Elena Kagan was sworn in Saturday as the 112th person, and fourth woman, to serve on the Supreme Court, continuing a generational and demographic transformation of the nation's highest bench.

The New York Times

WASHINGTON — Elena Kagan was sworn in Saturday as the 112th person, and fourth woman, to serve on the Supreme Court, continuing a generational and demographic transformation of the nation's highest bench.

In keeping with tradition, Kagan first took the constitutional oath given to a wide array of officials and then the judicial oath administered to those wearing the robe. Joined by family and friends in the Supreme Court building, she swore to "administer justice without respect to persons, and do equal right to the poor and to the rich."

The low-key formal ceremony came two days after she was confirmed by the Senate and a day after President Obama marked her ascension with a jubilant televised celebration in the East Room of the White House. She was Obama's second successful nominee to the court, and her approval by the Senate was taken as a jolt of validation for a White House battered by political and economic troubles.

Succeeding Justice John Paul Stevens, the court's retiring liberal leader, Kagan, 50, presumably will not drastically change the philosophical balance on the divided court. But if she were to serve until she was 90, as Stevens has, she would have four decades to shape the nation's legal architecture, long after the man who appointed her left the White House. Even a shorter tenure would give her time to leave her mark.

Arguably, Kagan made a mark from the moment she took the oaths Saturday. She is the third woman on the current court, joining Justices Ruth Bader Ginsburg and Sonia Sotomayor. She is also the fifth justice born after World War II, making that group a majority, and she brings down the average age on the court to 64, from nearly 69. And she is the first person since William Rehnquist, 38 years ago, to join the court without experience as a judge.

If her installation added diversity in some ways, though, it reinforced the court's lack of it in other areas. Her addition means the court now includes neither Protestants nor anyone without an Ivy League background. Kagan joins two other Jewish justices and six Catholics. And she is the fourth justice to have grown up in New York City.

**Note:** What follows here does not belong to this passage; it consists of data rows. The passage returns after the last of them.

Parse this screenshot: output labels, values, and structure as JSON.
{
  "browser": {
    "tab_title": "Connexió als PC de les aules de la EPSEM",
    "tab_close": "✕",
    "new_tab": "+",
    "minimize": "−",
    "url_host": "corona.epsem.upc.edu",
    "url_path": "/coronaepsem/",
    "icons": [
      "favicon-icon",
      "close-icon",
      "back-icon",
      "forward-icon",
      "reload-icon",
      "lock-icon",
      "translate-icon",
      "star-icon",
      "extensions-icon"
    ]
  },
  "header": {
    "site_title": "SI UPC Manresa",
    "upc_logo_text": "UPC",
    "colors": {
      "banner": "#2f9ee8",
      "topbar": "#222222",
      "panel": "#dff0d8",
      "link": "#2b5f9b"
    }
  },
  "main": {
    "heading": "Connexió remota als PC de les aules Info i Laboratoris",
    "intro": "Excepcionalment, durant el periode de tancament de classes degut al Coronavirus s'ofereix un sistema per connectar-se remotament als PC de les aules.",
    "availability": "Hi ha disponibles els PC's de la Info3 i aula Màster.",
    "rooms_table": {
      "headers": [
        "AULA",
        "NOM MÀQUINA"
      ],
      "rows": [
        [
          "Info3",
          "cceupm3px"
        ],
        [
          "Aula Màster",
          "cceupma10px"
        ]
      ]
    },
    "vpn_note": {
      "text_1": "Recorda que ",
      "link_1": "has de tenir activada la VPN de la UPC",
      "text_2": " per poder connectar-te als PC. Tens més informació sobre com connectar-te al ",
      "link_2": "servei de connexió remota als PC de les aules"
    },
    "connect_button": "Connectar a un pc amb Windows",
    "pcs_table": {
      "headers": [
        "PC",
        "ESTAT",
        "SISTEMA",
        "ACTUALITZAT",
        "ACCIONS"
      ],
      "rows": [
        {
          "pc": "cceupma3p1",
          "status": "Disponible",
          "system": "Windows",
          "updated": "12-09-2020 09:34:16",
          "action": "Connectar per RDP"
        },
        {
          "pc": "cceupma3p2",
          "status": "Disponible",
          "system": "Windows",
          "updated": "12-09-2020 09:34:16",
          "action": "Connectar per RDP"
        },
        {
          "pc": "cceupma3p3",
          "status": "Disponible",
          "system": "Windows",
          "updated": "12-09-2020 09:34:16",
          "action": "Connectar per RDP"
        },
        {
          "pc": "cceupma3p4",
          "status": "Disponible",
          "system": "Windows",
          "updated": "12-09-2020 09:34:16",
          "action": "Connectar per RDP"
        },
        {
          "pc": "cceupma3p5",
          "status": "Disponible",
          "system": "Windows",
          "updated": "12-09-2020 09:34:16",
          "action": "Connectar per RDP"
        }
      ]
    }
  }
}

Obama did not attend Saturday's ceremony, but at Friday's event he said a third woman on the court would make it "a little more inclusive, a little more representative." He added, "It is yet another example of how our union has become more, not less, perfect over time — more open, more fair, more free."

Afterward, Kagan vowed to uphold the rule of law, saying she would "work my hardest and try my best to fulfill these commitments and serve this country I love as well as I am able."

Kagan seemed to have had her sights trained on the Supreme Court for years. She served as a lawyer and domestic policy aide in the Clinton White House, was dean of Harvard Law School and, last year, was appointed by Obama as solicitor general, the government's lawyer before the Supreme Court.

She was confirmed Thursday on a 63-37 Senate vote, with most Republicans opposing her, citing her lack of judicial experience and liberal views on issues like abortion, guns and gay rights.

Republicans also criticized her for barring military recruiters from using a Harvard facility because of the rule banning gays and lesbians from serving openly.

They also said she "would ally herself not with the constitutional liberties of all Americans, but with the big government agenda of the president who nominated her," as Sen. Jeff Sessions of Alabama, the ranking Republican on the Judiciary Committee, put it.

Saturday's ceremony consisted of two parts. First, in the justices' conference room with just a handful of Kagan's relatives present, Chief Justice John Roberts administered the constitutional oath for federal employees swearing to "support and defend the Constitution." Then they moved into the larger West Conference Room, where the chief justice administered the judicial oath.